I am currently running Python's Numpy fft on 44100Hz audio samples which gives me a working frequency range of 0Hz - 22050Hz (thanks Nyquist). Once I use fft on those time domain values, I have 128 points in my fft spectrum giving me 172Hz for each frequency bin size.
I would like to tighten the frequency bin to 86Hz and still keep to only 128 fft points, instead of increasing my fft count to 256 through an adjustment on how I'm creating my samples.
The question I have is whether or not this is theoretically possible. My thought would be to run fft on any Hz values between 0Hz to 11025Hz only. I don't care about anything above that anyway. This would cut my working spectrum in half and put my frequency bins at 86Hz and while keeping to my 128 spectrum bins. Perhaps this can be accomplished via a window function in the time domain?

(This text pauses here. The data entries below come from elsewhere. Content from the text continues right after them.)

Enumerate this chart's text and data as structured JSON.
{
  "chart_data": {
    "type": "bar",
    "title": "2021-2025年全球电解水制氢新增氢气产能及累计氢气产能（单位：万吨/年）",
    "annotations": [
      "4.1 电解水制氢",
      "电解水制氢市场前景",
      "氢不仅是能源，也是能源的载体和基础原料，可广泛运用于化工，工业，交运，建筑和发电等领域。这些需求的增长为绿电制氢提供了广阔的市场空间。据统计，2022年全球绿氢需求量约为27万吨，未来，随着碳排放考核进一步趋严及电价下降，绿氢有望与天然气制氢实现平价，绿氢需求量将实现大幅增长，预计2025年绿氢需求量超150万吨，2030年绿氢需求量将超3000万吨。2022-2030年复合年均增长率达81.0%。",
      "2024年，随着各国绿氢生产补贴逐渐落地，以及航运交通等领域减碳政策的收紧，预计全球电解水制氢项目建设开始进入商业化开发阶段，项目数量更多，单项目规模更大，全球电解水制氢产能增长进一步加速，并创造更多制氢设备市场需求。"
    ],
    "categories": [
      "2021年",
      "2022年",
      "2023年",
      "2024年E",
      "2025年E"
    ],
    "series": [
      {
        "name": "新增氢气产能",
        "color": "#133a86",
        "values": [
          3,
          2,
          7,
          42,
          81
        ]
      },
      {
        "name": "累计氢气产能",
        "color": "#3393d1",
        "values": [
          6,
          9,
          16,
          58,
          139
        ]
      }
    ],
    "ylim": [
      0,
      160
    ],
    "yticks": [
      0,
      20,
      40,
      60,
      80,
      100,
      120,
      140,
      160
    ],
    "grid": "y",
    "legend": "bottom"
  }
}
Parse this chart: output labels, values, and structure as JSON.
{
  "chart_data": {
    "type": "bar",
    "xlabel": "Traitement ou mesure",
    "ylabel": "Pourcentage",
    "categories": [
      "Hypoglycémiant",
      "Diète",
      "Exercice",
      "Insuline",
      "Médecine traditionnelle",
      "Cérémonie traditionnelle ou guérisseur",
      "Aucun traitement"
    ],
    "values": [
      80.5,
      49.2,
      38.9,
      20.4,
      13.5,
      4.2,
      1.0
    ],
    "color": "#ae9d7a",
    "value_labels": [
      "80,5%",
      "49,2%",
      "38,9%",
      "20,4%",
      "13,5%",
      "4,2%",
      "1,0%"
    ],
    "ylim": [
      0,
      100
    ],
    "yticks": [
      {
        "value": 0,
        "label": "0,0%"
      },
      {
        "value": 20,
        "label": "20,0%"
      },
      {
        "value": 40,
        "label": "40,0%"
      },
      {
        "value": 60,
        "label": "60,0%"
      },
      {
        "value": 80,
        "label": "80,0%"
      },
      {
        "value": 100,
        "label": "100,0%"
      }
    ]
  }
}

Currently the code I'm using to create my samples and then convert to fft is:
import numpy as np
sample_rate = 44100
chunk = 128
record_seconds = 2
stream = self.audio.open(format=pyaudio.paInt16, channels=1,
rate=sample_rate, input=True, frames_per_buffer=6300)
sample_list = []
for i in range(0, int(sample_rate / chunk * record_seconds)):
data = stream.read(chunk)
sample_list.append(np.fromstring(data, dtype=np.int16))
### then later ###:
for samp in sample_list:
samp_fft = np.fft.fft(samp) ...
I hope I worded this clearly enough. Let me know if I need to adjust my explanation or terminology.